Karstens, who was from Davenport, Iowa, took over for that Army-bound Tatum on the ‘Trotters’ 1942-43 roster. Any memory of the ‘Trotters will instantly recall their legendary pre-game introductions at center court, dubbed the Magic Circle pre-game routine.
It’s recorded: This was Karstens’ invention. He organized this ritual. He played on the all-Black ‘Trotters eight years before even the NBA was integrated. Part of the ‘Trotters’ history is that playing doubleheaders with those early NBA teams, thus allowing this relatively unknown league to grow into prosperity.
Also this: Karstens invented the “goof” ball, the ball that bounces in all different directions because of various weights placed inside, plus he invented the “yo-yo” ball. Seasoned ‘Trotter fans know the routines well.
This guy lived in Redlands?
He loaned me some photos from his stash for my next day’s sports section. I had a gold mine of a notebook – quotes, stories, photos and prime history. I sent our photographer, Lee Calkins, over to Bob’s house for an updated mug shot of my new best friend; the guy I had originatedly cynically, though silently, doubted. I made up with myself, though.
Karstens. The Globetrotters. Tatum. Saperstein. Chamberlain.

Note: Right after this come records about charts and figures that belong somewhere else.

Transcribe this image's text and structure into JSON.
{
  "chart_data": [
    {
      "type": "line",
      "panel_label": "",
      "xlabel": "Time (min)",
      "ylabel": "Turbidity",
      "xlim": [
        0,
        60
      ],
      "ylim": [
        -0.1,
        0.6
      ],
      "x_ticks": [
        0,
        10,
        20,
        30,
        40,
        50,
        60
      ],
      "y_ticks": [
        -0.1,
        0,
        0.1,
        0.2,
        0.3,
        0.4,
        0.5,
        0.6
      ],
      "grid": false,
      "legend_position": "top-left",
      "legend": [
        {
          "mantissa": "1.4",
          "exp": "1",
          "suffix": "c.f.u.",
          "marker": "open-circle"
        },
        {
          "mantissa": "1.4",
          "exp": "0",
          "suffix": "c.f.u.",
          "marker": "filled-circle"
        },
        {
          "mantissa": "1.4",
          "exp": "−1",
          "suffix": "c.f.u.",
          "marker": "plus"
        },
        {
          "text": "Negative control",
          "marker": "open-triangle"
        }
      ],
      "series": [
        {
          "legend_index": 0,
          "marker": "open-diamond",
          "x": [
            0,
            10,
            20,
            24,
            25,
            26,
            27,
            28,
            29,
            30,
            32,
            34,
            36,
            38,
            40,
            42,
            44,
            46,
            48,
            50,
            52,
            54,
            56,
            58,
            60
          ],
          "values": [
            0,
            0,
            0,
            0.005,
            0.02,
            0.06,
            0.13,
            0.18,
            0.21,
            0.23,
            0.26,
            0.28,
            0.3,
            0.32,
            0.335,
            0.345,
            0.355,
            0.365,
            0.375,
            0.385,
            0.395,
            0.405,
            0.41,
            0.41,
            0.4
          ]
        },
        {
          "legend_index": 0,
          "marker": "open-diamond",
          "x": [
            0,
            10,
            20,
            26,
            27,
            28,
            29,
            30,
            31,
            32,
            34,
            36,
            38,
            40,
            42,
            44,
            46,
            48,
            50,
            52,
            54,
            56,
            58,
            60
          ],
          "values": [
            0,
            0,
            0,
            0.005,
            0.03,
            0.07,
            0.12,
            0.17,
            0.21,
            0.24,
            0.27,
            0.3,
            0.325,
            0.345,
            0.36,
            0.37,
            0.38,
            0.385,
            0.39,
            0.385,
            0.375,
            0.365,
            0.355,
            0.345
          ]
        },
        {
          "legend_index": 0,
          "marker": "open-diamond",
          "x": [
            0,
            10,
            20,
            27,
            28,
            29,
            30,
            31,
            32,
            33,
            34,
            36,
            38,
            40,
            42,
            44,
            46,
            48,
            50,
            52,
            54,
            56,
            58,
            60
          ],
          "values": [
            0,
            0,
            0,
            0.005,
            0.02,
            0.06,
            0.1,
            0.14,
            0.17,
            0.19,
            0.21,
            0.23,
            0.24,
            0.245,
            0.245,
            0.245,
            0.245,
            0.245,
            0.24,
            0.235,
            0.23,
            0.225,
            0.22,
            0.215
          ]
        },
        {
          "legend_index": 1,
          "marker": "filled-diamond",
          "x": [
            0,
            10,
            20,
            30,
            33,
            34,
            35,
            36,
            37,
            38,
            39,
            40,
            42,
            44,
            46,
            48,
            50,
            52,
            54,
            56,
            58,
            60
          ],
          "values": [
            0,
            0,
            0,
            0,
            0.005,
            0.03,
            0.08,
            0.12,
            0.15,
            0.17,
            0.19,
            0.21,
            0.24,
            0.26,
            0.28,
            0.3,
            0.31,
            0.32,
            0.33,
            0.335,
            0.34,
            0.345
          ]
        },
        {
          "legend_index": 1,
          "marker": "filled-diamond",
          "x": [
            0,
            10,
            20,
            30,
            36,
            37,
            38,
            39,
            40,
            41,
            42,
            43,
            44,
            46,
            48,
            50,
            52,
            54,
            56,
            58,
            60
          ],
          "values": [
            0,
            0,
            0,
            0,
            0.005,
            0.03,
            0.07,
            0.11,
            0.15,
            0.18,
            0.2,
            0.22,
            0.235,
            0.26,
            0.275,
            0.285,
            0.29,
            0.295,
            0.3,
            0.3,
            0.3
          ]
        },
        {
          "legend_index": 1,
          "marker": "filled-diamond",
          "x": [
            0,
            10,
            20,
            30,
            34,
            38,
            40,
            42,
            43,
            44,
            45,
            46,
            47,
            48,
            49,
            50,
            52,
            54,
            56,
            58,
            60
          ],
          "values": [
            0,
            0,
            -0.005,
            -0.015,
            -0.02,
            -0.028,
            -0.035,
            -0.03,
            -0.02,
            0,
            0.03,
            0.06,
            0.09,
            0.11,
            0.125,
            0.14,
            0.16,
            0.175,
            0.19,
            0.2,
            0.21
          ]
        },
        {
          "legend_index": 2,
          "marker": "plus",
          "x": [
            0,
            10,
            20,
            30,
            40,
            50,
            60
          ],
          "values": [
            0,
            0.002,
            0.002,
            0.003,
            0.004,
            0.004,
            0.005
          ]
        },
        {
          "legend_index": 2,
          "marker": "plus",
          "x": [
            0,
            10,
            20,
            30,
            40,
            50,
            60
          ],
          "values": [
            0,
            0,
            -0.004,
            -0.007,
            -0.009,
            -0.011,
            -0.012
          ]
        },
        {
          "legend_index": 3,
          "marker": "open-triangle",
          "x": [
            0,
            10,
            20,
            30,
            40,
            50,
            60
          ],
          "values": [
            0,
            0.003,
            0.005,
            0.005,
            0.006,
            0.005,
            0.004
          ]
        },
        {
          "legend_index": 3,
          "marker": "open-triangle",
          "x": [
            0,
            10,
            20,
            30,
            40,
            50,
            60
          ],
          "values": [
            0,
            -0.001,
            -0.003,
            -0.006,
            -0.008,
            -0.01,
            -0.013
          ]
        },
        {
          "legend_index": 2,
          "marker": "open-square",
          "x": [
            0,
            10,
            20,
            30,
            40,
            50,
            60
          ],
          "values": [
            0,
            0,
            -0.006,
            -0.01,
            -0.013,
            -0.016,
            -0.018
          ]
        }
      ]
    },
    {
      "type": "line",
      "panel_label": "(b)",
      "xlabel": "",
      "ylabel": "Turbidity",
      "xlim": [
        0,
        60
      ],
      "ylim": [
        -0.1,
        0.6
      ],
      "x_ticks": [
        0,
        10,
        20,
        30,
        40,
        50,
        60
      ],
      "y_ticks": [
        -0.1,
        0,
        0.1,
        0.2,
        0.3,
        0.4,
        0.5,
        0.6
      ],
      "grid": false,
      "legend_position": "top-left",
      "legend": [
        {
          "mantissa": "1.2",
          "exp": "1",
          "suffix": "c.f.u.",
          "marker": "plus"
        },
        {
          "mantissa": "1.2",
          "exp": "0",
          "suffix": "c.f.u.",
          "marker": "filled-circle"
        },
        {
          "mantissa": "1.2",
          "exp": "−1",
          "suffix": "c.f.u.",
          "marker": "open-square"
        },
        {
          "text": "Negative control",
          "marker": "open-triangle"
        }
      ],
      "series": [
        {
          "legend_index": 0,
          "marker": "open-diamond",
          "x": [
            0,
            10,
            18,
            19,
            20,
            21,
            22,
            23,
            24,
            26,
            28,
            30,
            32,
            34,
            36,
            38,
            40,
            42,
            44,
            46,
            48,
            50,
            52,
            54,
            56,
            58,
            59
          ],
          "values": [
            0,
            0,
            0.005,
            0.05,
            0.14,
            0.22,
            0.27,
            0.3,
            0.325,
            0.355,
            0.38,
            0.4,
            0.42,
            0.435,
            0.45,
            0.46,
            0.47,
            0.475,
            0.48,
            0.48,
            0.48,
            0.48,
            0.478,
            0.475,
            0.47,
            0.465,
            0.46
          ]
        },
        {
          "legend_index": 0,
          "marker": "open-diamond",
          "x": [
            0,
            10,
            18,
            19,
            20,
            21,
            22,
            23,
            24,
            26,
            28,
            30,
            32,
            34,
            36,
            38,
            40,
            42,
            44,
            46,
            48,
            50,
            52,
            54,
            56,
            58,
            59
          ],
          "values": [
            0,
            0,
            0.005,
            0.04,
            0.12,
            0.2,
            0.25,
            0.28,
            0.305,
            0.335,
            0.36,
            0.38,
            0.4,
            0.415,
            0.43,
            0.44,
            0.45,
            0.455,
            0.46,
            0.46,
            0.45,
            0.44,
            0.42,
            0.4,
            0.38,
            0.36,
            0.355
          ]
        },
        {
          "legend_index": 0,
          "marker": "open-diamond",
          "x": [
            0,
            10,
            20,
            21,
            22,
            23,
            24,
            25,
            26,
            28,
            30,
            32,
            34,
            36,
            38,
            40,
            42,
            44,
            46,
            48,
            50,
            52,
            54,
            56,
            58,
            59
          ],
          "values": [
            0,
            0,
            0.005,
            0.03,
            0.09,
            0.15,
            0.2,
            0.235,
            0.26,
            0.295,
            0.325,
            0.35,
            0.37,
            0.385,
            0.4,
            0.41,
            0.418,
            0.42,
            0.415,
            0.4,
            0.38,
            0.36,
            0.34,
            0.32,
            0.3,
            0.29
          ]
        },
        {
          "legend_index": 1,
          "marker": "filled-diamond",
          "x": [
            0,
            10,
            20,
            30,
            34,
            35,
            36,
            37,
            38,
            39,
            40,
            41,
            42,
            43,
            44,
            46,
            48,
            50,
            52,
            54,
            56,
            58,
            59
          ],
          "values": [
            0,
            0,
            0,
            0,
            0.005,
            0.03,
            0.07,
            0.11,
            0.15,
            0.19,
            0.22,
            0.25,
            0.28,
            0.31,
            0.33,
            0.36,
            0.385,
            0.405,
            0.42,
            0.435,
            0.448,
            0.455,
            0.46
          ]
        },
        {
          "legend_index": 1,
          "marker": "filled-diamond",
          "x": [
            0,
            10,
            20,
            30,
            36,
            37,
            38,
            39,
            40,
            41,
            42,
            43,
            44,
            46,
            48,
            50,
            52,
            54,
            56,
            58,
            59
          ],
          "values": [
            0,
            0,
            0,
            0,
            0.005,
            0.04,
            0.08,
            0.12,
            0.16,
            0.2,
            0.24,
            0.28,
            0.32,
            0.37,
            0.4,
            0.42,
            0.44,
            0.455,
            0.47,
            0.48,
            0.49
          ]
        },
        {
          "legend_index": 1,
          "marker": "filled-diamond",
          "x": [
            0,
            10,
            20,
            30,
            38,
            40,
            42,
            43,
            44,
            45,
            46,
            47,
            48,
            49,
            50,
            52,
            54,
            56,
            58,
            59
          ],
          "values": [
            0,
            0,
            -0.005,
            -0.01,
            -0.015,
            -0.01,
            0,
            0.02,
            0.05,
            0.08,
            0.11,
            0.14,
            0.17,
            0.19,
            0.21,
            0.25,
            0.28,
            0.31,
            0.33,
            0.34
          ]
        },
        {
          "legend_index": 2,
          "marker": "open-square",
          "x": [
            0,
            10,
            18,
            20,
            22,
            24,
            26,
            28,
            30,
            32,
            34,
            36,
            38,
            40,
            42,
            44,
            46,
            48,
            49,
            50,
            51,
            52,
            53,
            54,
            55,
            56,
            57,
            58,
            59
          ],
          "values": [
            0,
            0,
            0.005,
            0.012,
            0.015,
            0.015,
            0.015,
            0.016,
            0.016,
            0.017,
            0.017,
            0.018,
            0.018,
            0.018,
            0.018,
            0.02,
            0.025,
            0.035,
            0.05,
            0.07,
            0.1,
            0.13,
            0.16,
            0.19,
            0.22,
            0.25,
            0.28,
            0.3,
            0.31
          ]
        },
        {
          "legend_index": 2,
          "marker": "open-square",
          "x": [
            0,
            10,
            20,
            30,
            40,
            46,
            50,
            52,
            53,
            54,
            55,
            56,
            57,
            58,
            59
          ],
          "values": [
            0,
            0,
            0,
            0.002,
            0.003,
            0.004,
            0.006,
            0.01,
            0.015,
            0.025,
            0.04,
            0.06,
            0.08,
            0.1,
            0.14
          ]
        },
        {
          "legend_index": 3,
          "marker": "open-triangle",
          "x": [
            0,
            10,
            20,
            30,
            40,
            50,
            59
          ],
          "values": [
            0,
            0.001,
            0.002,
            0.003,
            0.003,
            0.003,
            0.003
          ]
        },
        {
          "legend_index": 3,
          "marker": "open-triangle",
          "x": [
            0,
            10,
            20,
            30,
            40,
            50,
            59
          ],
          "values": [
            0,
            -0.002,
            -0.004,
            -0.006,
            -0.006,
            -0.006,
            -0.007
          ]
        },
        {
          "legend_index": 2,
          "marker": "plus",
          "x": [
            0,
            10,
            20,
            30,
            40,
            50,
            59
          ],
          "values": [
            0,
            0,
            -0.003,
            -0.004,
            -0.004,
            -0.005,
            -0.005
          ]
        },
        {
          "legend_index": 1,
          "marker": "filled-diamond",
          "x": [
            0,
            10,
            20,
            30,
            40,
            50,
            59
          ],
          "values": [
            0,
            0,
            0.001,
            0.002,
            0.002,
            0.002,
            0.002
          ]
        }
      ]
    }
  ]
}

A bunch of brilliant players. Once Tatum returned from the service, Karstens returned to the sidelines. Leave it to the ‘Trotters, though, to promote someone on their all-Black team that wasn’t Black!
Karstens, for his part, stayed on as ‘Trotters’ team manager until 1954, having coached the infamous Washington Generals along the way. That team was the ‘Trotters’ nightly opponent. After leaving the ‘Trotters (changes in management, pay, plus family, always on the road), Karstens went into construction. By 1994, he was inducted into the ‘Trotters’ Hall of Fame.
At 89, Karstens died on Dec. 31, 2004. I covered his Redlands funeral that was attended by former ‘Trotter players Geese Ausbie and Govonor Vaughn. When that pair of retired Globies took their turn at Karstens’ services, Ausbie looked down at Bob’s widow, Pauline, asking, “Did anyone bring a ball?”
It was classic clowning, a special moment for a departed member of their legendary team. A wife, three sons and four grandchildren were among Karstens’ attending survivors in a fully side service. There were plenty of funeral onlookers. This man had quite a following at the Church of the Nazarene.
The ball? Vaughn smoked his former teammate, Ausbie, a shadow ball pass. To those in attendance at this church — corner of Citrus and Grove — this couldn’t have been a better sendoff. Shadow ball, incidentally, is an invisible ball. One guy pretends to throw it, another guy pretends to catch it. If the right group of guys are performing this, it’s highly entertaining. This was, apparently, Bob’s ball entry into Heaven.
Looking back, there were personal stories about track legend Jesse Owens and baseball’s amazing Jackie Robinson — Karstens right in the middle of everything. Bob told me that he ran into both of those sports legends on the railroad. A railroad conductor once asked him to depart from the Blacks-only section of the train. The Globetrotters were the most powerful basketball team in the world during the 1940s, long before the NBA produced its eventual gold mine of hoops-playing legends.
It was, of course, always a delight to watch them play. Probably few know the full history of Saperstein’s original creation from the 1920s.
The ‘Trotters are a full century old. A small portion of their rich history had surfaced about an hour’s drive east of Los Angeles, in Redlands – a long way from Harlem, a New York City suburb.
“I had the skills to fit in and do the tricks,” Karstens said.
Showed at an old age on that outdoor court at Redlands High.